Узкая площадь с каменным колодцем была унизана по всем карнизам плошками. Над ней стоял скрип, лязг и шорох от возков, колымаг, лошадей и носилок, которым было не развернуться из-за оглобель и длинных рукоятей. Хаар торговый и бюргерский уже съехался, навалив к ногам беляночки Эльсы целую гору золота, ларцев и уборов. Гости и гостьи пылили по доскам длиннополыми одеяниями, важно клоня друг перед дружкой головы.

Ниссагль, пока единственный тут придворный, стоял в стороне. Пропитанные духами локоны змеисто вились на широком белом воротнике его алой короткой хламиды, не доходя до свободно разложенной и подколотой булавками чешуйчатой цепи с золотой песьей головой. Лицо его было в соответствии с модой южан накрашено. Иногда он стрелял глазами по сторонам, в который раз проверяя, где расставлены его люди.

Ждали королеву, и поэтому пиршество не начиналось. Наконец трубы возвестили о ее приезде.
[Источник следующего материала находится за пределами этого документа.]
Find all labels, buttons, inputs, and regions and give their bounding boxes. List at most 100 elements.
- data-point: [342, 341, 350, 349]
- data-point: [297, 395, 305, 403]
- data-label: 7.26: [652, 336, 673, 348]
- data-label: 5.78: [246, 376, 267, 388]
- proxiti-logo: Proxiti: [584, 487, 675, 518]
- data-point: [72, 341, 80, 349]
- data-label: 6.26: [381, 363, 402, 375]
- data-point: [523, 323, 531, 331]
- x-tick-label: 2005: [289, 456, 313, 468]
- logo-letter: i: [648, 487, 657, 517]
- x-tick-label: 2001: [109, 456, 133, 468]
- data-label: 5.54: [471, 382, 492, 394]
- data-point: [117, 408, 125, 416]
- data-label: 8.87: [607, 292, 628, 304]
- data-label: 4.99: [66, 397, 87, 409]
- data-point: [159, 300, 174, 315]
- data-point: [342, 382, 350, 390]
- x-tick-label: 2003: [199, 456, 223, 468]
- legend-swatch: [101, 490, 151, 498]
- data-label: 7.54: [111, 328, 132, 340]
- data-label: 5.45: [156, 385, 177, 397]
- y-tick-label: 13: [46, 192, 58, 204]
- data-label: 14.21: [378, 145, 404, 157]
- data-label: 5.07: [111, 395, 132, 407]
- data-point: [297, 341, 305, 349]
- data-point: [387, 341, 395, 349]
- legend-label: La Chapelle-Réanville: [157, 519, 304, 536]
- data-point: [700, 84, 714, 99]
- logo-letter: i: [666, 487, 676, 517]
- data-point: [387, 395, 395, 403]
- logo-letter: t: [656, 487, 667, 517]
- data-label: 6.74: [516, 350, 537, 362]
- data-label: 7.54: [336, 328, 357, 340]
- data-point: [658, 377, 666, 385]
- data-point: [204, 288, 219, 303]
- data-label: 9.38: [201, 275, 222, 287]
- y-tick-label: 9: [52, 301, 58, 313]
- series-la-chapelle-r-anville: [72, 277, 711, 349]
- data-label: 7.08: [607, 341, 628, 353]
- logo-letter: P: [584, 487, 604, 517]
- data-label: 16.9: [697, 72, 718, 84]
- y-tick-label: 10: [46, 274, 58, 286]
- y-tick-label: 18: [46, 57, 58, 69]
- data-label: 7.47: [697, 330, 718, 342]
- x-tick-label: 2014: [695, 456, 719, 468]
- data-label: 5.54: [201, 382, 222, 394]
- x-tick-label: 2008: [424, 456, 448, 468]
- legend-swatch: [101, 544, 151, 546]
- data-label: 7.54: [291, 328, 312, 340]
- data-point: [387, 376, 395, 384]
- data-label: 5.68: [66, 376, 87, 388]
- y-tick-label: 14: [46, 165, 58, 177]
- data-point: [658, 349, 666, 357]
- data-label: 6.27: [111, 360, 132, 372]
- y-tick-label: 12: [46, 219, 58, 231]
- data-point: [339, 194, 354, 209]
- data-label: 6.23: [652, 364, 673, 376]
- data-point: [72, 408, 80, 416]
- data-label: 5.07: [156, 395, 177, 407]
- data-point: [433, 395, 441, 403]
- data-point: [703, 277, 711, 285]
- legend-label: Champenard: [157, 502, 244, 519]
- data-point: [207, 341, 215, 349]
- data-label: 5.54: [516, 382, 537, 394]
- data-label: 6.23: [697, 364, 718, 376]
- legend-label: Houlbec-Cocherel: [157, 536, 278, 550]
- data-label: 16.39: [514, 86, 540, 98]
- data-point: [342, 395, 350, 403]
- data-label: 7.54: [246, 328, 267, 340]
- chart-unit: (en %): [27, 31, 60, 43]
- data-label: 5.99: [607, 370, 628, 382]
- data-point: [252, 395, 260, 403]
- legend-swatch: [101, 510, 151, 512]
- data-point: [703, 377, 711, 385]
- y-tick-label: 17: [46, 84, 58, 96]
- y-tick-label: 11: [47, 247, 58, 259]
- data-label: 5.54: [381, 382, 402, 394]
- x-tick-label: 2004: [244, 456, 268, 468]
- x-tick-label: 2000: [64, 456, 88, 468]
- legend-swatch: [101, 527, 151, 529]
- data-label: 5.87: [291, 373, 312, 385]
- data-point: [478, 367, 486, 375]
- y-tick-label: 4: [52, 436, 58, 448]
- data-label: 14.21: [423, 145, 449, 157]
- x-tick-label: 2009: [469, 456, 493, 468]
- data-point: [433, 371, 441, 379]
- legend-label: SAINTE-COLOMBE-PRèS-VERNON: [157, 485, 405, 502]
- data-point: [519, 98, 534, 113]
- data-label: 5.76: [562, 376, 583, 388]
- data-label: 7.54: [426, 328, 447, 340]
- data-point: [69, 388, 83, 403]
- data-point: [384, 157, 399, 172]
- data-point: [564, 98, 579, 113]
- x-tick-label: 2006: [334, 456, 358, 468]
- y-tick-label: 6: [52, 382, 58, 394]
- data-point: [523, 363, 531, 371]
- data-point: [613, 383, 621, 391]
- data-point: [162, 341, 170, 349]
Беатрикс не сняла накидки – значит, должна была пробыть недолго. Ее грудь белела меж собольих отворотов, волосы над висками были приподняты драгоценной рогатой диадемой. Рядом с ней шел расфуфыренный, весь с синем и голубом, Родери Раин. Одежда его была оторочена горностаем, но без черных хвостиков. На белое были нашиты белые помпончики.

Королева поцеловала Эльсу в лоб, назначила ее своей фрейлиной, отпила из праздничного кубка и, не обращая внимания на просьбы остаться и повеселиться, повернула к дверям.